Mitha meneguk lemon teanya yang sudah hampir habis. Dia tidak langsung menjawab. Matanya berputar-putar seperti mencari jawaban. Aku merasa dia seperti menutupi sesuatu, atau mungkin sedang kelimpungan menyusun kata-kata yang tepat. “Kami jalan-jalan seharian. Jadi, hari Sabtu itu kami benar-benar berdua bersama. Mostly hanya mengobrol, kuliner, lalu malamnya kami pergi ke pub di daerah sana. Aku berniat mengorek informasi tentang dia, tapi memang sepertinya dia benar. Dia single.” Mitha berhenti melanjutkan ceritanya dan menunduk melihat ke kedua telapak tangannya. Dia kelihatan gugup. “Ya, aku berakhir tertidur di apartemennya karena mabuk.”

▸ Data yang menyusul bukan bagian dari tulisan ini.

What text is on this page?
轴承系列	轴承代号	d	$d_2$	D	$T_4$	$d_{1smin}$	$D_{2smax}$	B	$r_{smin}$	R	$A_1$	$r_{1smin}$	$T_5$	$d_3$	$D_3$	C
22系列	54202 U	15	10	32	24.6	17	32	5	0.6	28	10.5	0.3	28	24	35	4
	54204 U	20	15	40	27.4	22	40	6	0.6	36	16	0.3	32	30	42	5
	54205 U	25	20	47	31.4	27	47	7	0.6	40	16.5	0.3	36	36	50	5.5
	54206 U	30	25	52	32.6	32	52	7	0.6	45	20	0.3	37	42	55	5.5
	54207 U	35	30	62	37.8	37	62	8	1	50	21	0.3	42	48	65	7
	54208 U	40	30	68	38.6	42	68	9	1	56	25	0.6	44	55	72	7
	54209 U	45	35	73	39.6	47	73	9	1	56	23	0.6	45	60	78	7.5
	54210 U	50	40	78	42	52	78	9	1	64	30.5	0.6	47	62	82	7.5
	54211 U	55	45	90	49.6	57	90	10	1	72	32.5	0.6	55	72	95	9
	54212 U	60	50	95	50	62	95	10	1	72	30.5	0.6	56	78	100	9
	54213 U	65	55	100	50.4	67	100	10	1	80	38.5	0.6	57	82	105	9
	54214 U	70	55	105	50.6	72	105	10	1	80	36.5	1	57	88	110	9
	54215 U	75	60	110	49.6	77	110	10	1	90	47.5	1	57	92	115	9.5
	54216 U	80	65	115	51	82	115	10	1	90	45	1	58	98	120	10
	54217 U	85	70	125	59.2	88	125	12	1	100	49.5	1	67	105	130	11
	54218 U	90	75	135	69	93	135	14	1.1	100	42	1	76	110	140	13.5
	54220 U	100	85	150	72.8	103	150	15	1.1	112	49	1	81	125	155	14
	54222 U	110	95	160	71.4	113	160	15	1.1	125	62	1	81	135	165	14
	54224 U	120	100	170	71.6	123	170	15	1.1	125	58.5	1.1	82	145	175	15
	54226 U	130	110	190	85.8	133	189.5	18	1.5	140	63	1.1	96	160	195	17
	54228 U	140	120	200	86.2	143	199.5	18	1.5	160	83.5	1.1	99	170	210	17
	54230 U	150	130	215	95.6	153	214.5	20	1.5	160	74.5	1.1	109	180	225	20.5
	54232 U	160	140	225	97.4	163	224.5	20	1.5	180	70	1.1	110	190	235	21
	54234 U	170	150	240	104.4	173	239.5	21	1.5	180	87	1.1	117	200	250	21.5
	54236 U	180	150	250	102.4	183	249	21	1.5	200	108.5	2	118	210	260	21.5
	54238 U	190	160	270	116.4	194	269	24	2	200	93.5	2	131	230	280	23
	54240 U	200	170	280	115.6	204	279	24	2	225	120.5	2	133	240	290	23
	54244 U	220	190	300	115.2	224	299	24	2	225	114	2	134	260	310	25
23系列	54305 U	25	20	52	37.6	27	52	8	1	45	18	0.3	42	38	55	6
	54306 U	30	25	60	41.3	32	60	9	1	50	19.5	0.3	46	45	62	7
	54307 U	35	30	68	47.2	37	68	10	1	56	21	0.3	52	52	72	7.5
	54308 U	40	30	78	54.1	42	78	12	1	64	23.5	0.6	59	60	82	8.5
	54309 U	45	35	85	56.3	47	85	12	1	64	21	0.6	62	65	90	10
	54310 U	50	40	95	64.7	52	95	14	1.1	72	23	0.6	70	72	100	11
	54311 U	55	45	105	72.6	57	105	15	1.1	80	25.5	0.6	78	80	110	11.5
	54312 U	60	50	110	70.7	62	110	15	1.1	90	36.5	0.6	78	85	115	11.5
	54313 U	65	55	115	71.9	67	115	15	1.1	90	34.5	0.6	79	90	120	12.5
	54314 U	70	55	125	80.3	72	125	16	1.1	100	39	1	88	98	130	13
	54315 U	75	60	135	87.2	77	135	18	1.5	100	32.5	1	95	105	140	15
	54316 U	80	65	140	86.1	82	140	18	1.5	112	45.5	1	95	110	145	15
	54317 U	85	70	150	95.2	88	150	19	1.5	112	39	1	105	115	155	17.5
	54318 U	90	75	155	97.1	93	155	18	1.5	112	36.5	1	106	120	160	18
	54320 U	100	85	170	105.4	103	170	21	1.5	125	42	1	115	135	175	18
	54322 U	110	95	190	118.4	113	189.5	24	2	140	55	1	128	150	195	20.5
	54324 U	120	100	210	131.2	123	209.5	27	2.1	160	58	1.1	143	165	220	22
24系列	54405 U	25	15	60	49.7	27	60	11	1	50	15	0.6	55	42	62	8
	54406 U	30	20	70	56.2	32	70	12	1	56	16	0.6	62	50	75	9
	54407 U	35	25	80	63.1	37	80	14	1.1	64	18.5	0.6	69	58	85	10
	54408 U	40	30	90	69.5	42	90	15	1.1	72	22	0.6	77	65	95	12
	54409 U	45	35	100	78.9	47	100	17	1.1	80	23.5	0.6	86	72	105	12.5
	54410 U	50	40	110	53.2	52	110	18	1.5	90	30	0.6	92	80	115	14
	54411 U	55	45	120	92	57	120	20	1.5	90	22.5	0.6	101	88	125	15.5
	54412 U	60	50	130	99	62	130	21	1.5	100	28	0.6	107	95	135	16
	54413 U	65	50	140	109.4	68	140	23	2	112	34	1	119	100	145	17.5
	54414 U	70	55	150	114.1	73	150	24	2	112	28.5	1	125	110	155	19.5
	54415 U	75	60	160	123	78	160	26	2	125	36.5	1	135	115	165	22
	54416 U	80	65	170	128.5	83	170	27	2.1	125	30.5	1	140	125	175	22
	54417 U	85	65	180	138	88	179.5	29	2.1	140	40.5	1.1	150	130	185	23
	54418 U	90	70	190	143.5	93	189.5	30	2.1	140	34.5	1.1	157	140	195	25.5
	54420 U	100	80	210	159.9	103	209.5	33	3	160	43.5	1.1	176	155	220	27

“Kamu yakin dia nggak memberikan obat tidur sewaktu di bar itu? Coba ingat-ingat lagi mungkin kamu ke toilet cukup lama?” Melly curiga.
Mitha menggeleng. “Memang dasar aku yang kebanyakan minum.”
“Lalu apa rencanamu?”
Mitha melihatku dengan tatapan penuh tanya. Seketika aku bisa merasakan perasaannya yang bingung. Aku paham sekali berada di posisinya saat ini. Bingung dan serba salah. Rasanya kau ingin menyalahkan dirimu sendiri karena sudah nekat pergi dengan orang asing, sampai mabuk dan tertidur di apartemennya. Kau tidak tahu apa yang terjadi selama kau mabuk dan tertidur.
“Rencanaku?” Mitha melihat ke arah meja di depan kami. Empat orang wanita muda sedang sibuk mengobrol entah membahas apa. Mereka sesekali tertawa keras sampai seisi café mendengarnya. “Aku belum punya rencana apapun. Let it flow aja seperti air. Lagipula, dia juga tidak berubah sikap atau menunjukkan gerak-gerik aneh.”
“Jadi, ada yang bakal pindah ke Jakarta nih….” Melly bertatap-tatapan melempar kode denganku sambil tersenyum menggoda penuh arti.
“Apaan sih?!” Mitha protes, tapi wajahnya memerah malu.
“Jadi yakin nih nggak ngapa-ngapain lagi?” Melly mencecar Mitha yang sudah merah semerah tomat wajahnya. Dicecar dengan pertanyaan seperti itu semakin membuatnya menjadi tomat matang.
***
Langkahku gontai menyusuri lorong kamar hotel yang sepi. Hanya terdengar suara volume TV dari satu dua kamar hotel, suara orang bercakap-cakap dari dalam kamar, atau suara anak-anak kecil yang masih aktif bermain sambil berceloteh ini itu.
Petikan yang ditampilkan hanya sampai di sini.